Hi!
>>>>> "Sasha" == Sasha Pachev <sasha@stripped> writes:
Sasha> "Yury V. Bukhman" wrote:
>>
>> Hi all!
>>
>> I am relatively new to MySQL: have been using it for a few months. The
>> application I am developing must scan databases of flat text files
>> (about 10,000 - 100,000 entries in separate files or a single large
>> file) into a relational database. I am writing perl programs that parse
>> the text files and use DBI to talk to MySQL and insert data into a set
>> of database tables. For a large set of texts the process can take many
>> hours. What are the ways to speed it up? I lock my tables. I do not
>> want to use multiple inserts, because a failure to insert one entry
>> should produce an error, but it should not prevent insertion of the
>> nearby entries. Would it help to drop all indexes before populating the
>> database and rebuild them afterwards? Would INSERT DELAYED help? Are
>> there any other tricks? Is there a way to test the speed of INSERT
>> statements quickly? I try to read manuals and mailing list archives,
>> but often my general ignorance gets in the way of fully understanding
>> them. I would appreciate any help.
>>
>> Yury
Sasha> - make sure that your data is clean before you do an insert -- that way
Sasha> you will never get an error trying to insert unless there is something
Sasha> wrong with your tables , connections, mysqld, etc ..

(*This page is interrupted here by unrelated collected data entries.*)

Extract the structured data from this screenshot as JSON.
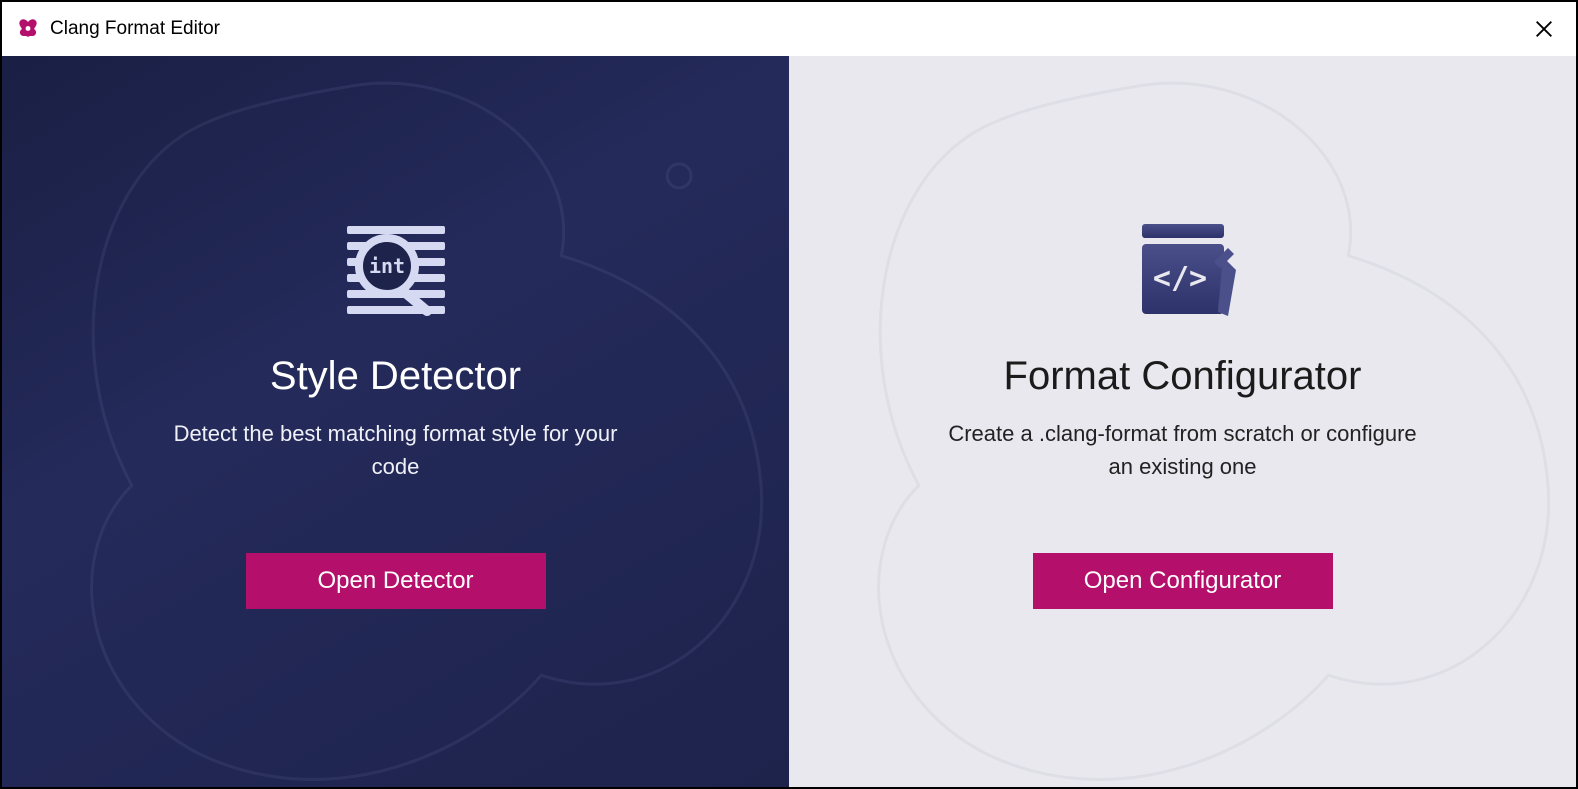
{
  "window": {
    "title": "Clang Format Editor"
  },
  "left_panel": {
    "heading": "Style Detector",
    "description": "Detect the best matching format style for your code",
    "button_label": "Open Detector"
  },
  "right_panel": {
    "heading": "Format Configurator",
    "description": "Create a .clang-format from scratch or configure an existing one",
    "button_label": "Open Configurator"
  },
  "colors": {
    "accent": "#b40f6a",
    "dark_bg": "#1e234c",
    "light_bg": "#e9e8ef"
  }
}
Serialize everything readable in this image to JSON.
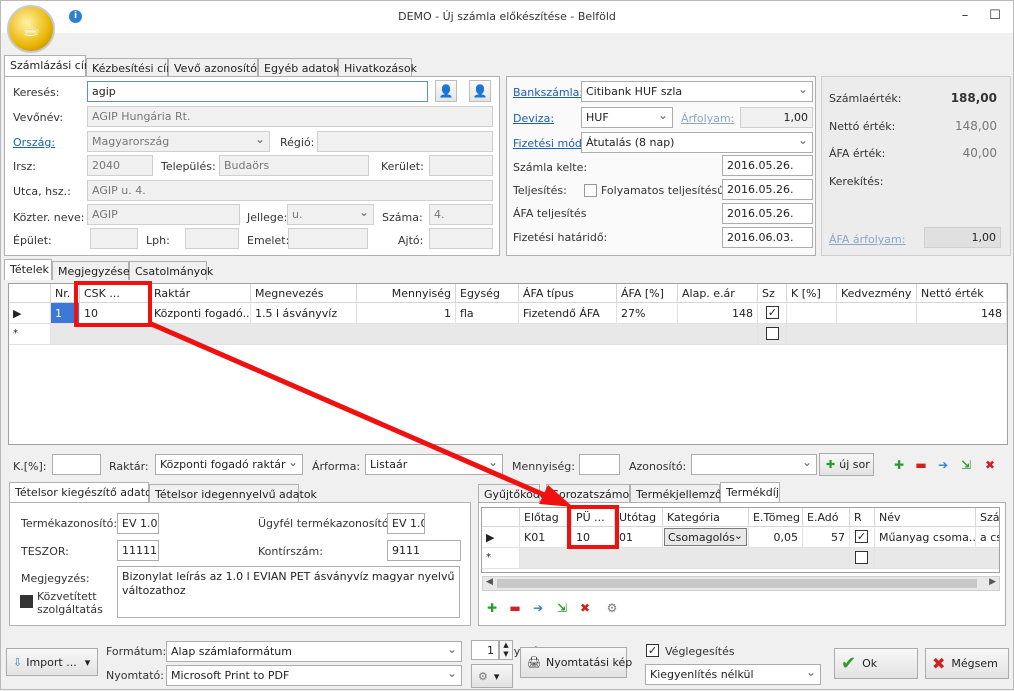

Sasha> - droping indeces will help quite a bit
The manual describes how you can drop indexes and create them very
fast later with isamchk..
Sasha> - not sure if INSERT DELAYED will be very much help if you are already
Sasha> locking the tables, and doing multiple inserts -- any thoughts, Monty?
If you are locking the table, neither INSERT DELAYED or multiple row
inserts will help that much.
Sasha> - run top as you are importing the data, and see how CPU time is
Sasha> distributed -- if your Perl script is using a significant portion of the
Sasha> CPU, re-write it in C or C++.
Sasha> - benchmarking is quite easy -- just time several thousand inserts and
Sasha> compute how many of them you do per second in your program.
To get more speed:
- If you have many indexes, increase the key buffer.
- If possible, use LOAD DATA INFILE.
- Create indexes at a later stage (see above)
Regards,
Monty